Natasha Radford, owner of the Chicken & Frog Bookshop in Brentwood, has also removed his titles from her store. “We have taken that step because in his position of being a very popular children’s author, his decision to take part in that event is unacceptable," she said. "He is saying it is his job, but I cannot buy into that. To make matters worse, he auctioned a character off in his next children’s book. We are shooting ourselves in the foot because we do get a lot of parents coming in asking for Walliams’ books. But sometimes we have to stand up for what we believe in. We have had support for our stance – someone phoned us from Cambridge and bought a (different) children’s book from us to support what we were doing.”
Rachael Rogan of Rogan’s Books in Bedford said Walliams’ attendance at the occasion clashed with its ethos of promoting feminism and the empowerment of young women. “We want to be very clear about our principles and what we are saying to children,” she said. “For a bookshop to stock, sell and promote books by an author who hosts such an event, and where a character in one of his books was auctioned to one of the people attending, is saying we endorse this, we are happy with this. We cannot promote that we believe in one thing, and with our actions do another.”
However, author Susan Hill spoke out in defence of Walliams. She told The Bookseller she didn't think bookshops should refuse to stock his books on the basis of one report.

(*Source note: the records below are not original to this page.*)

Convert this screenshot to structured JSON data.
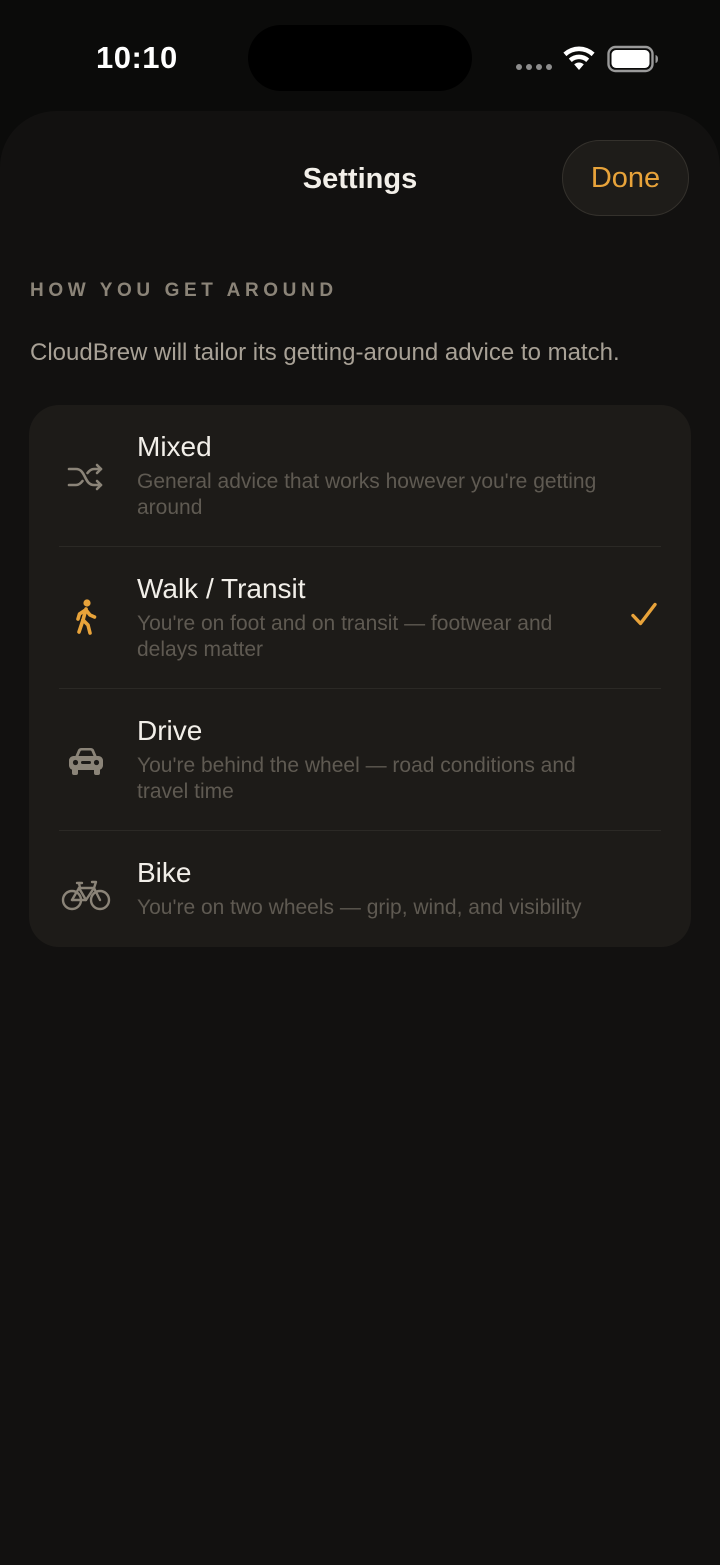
{
  "status_bar": {
    "time": "10:10"
  },
  "sheet": {
    "title": "Settings",
    "done_label": "Done",
    "section_header": "HOW YOU GET AROUND",
    "section_subtitle": "CloudBrew will tailor its getting-around advice to match."
  },
  "options": [
    {
      "title": "Mixed",
      "description": "General advice that works however you're getting around",
      "icon": "shuffle-icon",
      "selected": false
    },
    {
      "title": "Walk / Transit",
      "description": "You're on foot and on transit — footwear and delays matter",
      "icon": "walking-person-icon",
      "selected": true
    },
    {
      "title": "Drive",
      "description": "You're behind the wheel — road conditions and travel time",
      "icon": "car-icon",
      "selected": false
    },
    {
      "title": "Bike",
      "description": "You're on two wheels — grip, wind, and visibility",
      "icon": "bicycle-icon",
      "selected": false
    }
  ],
  "colors": {
    "accent": "#e8a33a",
    "sheet_background": "#121110",
    "card_background": "#1d1b18",
    "muted_icon": "#8b8478"
  }
}
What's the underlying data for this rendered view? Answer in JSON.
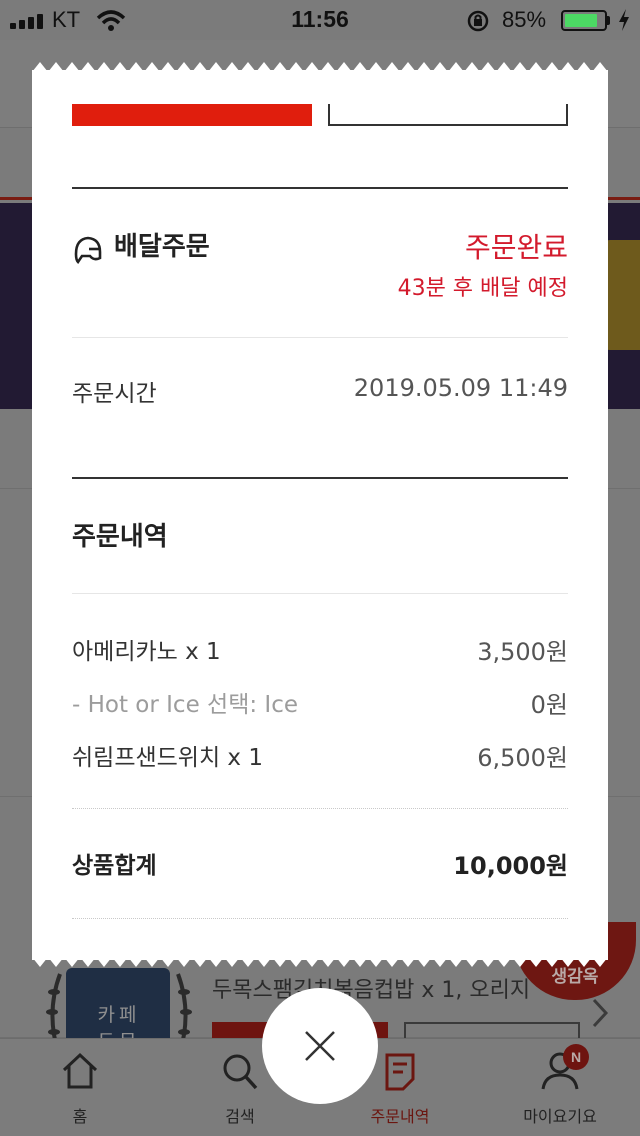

“David Walliams is a good friend of mine. He is a gentleman and very supportive of women," Hill said. "He would never indulge in this sort of behaviour himself I am sure but a lot of this does go on, all over the country, in lads-only situations, clubs etc.
“…I believe everything David says in his tweets today. He is a man of great honesty and probity, kind and gentle and generous and hugely supportive of a wide variety of charities with both his money and his time."
She added: "And to refuse to stock David's wonderful books for children because he chanced to host an event at which this happened is unwise because it is judging on the basis of one report. None of it involved him, and surely booksellers want to sell books not ban them. Of course if he had been personally involved and proven to have been so, that would be a different matter, but he has not.”
HarperCollins Children's Books, which publishes Walliams, has not yet responded to requests for comment.
The event was attended by 360 figures from British business, politics, finance and entertainment and also featured other performers, such as burlesque dancers.
The Presidents Club has been running for 33 years. Names on the guestlist included Philip Green from the Arcadia Group, Ocado boss Tim Steiner, Labour peer Jonathan Mendelsohn and Nadhim Zahawi, the undersecretary of state for children and families, although the FT said it was not clear whether all the invited guests turned up.
In response to the FT’s article, the club said: “The Presidents Club recently hosted its annual dinner, raising several million pounds for disadvantaged children. The organisers are appalled by the allegations of bad behaviour at the event asserted by the Financial Times reporters. Such behaviour is totally unacceptable. The allegations will be investigated fully and promptly and appropriate action taken.”